Day 2: Rest. Usually on this day I’m extremely tired. My face turns a bright shade of red around now, which lasts for the next few days. Overnight I usually sweat quite a bit, but I’ve yet to be running a fever. In fact, my temperature at this point is often low. Other side effects include cold sensitivity; numbness in my feet, tongue, and lips; cramping in my calves and feet; lots of nosebleeds. Plus, carrying the pump increases my anxiety levels. What if something should happen while I have this pump attached? What if, what if, what if. Not to mention that it’s annoying to carry around. It’s in a little blue bag and taped up against my torso. I can’t bathe while it’s on, and the tape they use is itchy, I’m guessing because I’m sweating and, well, it just is.

I try to take it super easy on this day. I get acupuncture in the afternoon usually, and the one-mile walk there and back is typically more than enough activity. I find day two to be extra challenging mentally, mostly because I feel very compromised in terms of how I’m feeling, but somehow it feels like I should be up for more. Ten chemo cycles in, though, and I realize that no … doing the laundry on day two isn’t going to happen. It’s too much.

Day 3: Pump Disconnection. We take my rosy cheeks back to the infusion center for them to disconnect that pump I’ve been carrying around for 48 hours. At the same time, I get a liter of hydration, to help counter the toxifying effects of the chemo. They also give me a steroid and a shot of Neulasta, which is what keeps my white blood cells at the right level. I usually get nauseated as part of disconnection, which I think is psychosomatic because there’s nothing new entering my system that day, at least not chemo-wise.

Days 4 to 7: Rest. For the remainder of the week, I’m mostly battling fatigue and some nausea. I rest a lot and try to remind myself that my body is really busy fighting cancer. I continue taking the herbs that are part of my acupuncture protocol. And I go to acupuncture twice a week to help the chemo along and, when the time is right, to help detoxify.

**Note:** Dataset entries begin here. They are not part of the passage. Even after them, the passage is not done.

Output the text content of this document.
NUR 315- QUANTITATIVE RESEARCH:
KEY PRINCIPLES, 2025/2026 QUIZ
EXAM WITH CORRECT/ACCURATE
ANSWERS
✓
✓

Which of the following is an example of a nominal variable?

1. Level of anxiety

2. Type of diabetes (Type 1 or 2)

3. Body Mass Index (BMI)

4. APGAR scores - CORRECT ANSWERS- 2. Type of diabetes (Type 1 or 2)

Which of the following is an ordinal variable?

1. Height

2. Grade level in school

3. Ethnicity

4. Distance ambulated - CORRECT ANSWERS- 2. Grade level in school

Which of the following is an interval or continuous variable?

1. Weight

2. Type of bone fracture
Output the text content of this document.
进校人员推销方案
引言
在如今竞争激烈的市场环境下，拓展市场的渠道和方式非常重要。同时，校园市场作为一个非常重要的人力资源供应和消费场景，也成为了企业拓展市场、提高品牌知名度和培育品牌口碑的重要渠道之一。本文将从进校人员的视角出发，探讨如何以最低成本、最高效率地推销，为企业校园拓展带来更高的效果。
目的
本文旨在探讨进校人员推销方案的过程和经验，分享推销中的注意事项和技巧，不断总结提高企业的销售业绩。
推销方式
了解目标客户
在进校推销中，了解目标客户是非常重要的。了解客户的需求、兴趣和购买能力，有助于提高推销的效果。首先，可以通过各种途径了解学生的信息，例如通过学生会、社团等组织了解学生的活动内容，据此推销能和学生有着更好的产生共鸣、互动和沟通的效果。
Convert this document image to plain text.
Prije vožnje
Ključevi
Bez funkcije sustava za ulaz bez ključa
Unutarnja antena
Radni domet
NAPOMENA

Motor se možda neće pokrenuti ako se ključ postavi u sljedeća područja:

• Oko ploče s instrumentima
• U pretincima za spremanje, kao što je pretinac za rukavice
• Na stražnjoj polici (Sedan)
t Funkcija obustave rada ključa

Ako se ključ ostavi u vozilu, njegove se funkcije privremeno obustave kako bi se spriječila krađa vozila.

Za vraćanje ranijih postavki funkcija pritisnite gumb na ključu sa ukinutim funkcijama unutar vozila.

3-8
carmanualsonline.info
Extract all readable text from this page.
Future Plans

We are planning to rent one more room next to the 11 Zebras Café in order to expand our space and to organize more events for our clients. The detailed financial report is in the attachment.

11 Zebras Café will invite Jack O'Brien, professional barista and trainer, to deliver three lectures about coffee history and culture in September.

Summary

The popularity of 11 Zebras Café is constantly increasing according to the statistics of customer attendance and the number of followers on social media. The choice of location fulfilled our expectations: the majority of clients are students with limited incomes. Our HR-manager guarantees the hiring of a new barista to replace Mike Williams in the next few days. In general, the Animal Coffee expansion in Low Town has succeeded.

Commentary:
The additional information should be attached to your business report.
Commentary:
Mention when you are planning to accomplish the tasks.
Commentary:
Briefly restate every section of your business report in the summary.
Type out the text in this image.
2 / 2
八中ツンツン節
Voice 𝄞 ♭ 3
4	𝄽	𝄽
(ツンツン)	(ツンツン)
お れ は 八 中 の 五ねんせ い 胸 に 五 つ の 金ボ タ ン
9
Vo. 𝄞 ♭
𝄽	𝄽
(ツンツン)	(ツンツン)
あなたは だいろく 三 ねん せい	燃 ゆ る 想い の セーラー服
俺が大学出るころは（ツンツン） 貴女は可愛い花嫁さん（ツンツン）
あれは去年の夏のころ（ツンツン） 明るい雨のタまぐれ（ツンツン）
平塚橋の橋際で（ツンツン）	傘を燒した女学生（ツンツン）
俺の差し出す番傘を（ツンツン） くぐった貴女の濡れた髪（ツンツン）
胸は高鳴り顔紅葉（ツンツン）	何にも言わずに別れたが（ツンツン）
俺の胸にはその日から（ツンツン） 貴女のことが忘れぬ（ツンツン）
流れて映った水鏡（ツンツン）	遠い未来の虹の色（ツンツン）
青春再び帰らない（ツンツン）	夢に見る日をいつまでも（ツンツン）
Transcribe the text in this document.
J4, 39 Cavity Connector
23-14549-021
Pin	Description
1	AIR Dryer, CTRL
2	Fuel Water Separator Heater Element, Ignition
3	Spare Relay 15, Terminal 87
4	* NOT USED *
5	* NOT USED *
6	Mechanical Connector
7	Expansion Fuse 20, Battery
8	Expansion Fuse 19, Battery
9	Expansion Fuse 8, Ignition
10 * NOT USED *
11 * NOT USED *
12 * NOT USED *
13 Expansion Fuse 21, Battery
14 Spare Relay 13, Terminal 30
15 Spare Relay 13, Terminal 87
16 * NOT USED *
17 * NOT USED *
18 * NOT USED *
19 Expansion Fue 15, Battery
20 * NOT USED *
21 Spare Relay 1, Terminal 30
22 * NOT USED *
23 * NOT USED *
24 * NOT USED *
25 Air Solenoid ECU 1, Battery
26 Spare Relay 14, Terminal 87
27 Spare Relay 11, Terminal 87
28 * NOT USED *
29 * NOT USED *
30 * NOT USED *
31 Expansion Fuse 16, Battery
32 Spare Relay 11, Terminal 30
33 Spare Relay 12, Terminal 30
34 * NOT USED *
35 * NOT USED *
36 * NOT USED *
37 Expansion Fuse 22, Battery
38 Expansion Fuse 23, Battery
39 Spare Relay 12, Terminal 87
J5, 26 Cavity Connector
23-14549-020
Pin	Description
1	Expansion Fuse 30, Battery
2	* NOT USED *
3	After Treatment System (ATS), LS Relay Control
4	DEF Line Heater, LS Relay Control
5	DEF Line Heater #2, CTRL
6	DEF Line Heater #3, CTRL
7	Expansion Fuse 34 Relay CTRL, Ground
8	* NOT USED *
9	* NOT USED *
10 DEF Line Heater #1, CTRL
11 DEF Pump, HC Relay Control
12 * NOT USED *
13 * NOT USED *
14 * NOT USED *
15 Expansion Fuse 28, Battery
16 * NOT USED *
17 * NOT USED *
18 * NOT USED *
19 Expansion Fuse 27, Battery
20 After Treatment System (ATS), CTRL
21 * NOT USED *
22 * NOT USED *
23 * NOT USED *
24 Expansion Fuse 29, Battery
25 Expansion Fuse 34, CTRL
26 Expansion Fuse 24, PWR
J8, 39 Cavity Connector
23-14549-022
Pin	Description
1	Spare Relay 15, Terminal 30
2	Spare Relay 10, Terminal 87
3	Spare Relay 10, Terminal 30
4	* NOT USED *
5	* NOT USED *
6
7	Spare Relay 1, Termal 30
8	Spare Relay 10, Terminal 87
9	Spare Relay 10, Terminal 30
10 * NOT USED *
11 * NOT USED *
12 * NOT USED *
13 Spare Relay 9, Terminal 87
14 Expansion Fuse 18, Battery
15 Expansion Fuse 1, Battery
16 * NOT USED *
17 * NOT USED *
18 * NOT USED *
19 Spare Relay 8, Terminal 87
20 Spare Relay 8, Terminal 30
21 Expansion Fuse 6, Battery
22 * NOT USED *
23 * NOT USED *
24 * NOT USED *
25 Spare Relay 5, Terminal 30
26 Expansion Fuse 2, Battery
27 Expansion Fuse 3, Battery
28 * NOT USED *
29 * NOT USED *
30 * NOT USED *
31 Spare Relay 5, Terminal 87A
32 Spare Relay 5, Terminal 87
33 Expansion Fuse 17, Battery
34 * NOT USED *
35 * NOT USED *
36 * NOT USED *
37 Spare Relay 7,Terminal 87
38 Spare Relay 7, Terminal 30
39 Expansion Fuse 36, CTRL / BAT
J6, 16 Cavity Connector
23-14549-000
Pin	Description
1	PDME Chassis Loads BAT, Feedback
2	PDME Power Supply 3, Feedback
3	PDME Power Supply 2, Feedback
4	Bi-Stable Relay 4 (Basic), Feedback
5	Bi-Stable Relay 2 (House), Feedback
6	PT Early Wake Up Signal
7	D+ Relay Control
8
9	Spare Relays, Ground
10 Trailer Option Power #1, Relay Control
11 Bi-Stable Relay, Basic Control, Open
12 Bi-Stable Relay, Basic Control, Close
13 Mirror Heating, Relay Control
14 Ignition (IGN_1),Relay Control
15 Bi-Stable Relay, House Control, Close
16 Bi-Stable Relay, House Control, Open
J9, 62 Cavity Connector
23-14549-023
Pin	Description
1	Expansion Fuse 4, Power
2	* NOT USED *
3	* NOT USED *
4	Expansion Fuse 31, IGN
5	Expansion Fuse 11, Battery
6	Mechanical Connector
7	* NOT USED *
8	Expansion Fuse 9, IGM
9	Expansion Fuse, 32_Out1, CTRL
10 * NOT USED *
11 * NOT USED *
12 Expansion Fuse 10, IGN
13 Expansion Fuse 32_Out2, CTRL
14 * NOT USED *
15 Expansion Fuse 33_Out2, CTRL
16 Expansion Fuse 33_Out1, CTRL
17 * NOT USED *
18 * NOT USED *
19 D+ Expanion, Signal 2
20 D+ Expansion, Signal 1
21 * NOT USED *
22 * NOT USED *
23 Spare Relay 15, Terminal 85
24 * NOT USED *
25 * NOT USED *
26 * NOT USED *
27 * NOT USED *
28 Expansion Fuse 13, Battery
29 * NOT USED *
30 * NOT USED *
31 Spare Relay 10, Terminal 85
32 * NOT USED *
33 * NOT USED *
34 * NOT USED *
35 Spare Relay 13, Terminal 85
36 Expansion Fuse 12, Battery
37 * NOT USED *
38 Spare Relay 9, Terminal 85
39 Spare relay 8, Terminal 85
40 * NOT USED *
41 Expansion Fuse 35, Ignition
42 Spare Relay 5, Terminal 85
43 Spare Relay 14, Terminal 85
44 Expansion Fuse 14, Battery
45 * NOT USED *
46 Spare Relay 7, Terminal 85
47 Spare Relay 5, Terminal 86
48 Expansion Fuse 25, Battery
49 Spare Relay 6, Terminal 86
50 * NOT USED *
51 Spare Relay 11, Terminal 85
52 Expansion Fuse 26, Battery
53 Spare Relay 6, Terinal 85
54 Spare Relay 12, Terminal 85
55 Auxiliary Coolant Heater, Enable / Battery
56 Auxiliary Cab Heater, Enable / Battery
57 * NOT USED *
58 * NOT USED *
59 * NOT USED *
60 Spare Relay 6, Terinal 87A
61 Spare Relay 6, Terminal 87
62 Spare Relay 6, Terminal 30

The effects of chemo are cumulative, so as I progress in the treatments, I’m seeing not only more side effects, but also more fatigue — and for longer. I’m ten cycles in right now, which is a lot. I go for chemo every other Thursday. Soon, somewhere around round twelve, they’ll switch me from this aggressive treatment plan to a maintenance protocol that will be a lot easier on me. It’ll be one drug every three weeks, instead of a cocktail of chemo every other week. I’m told the side effects will be some fatigue on the day of and runny nose — but I’m hopeful that bloody noses will no longer be part of the equation. So, existing side effects, but fewer. I’ll take it.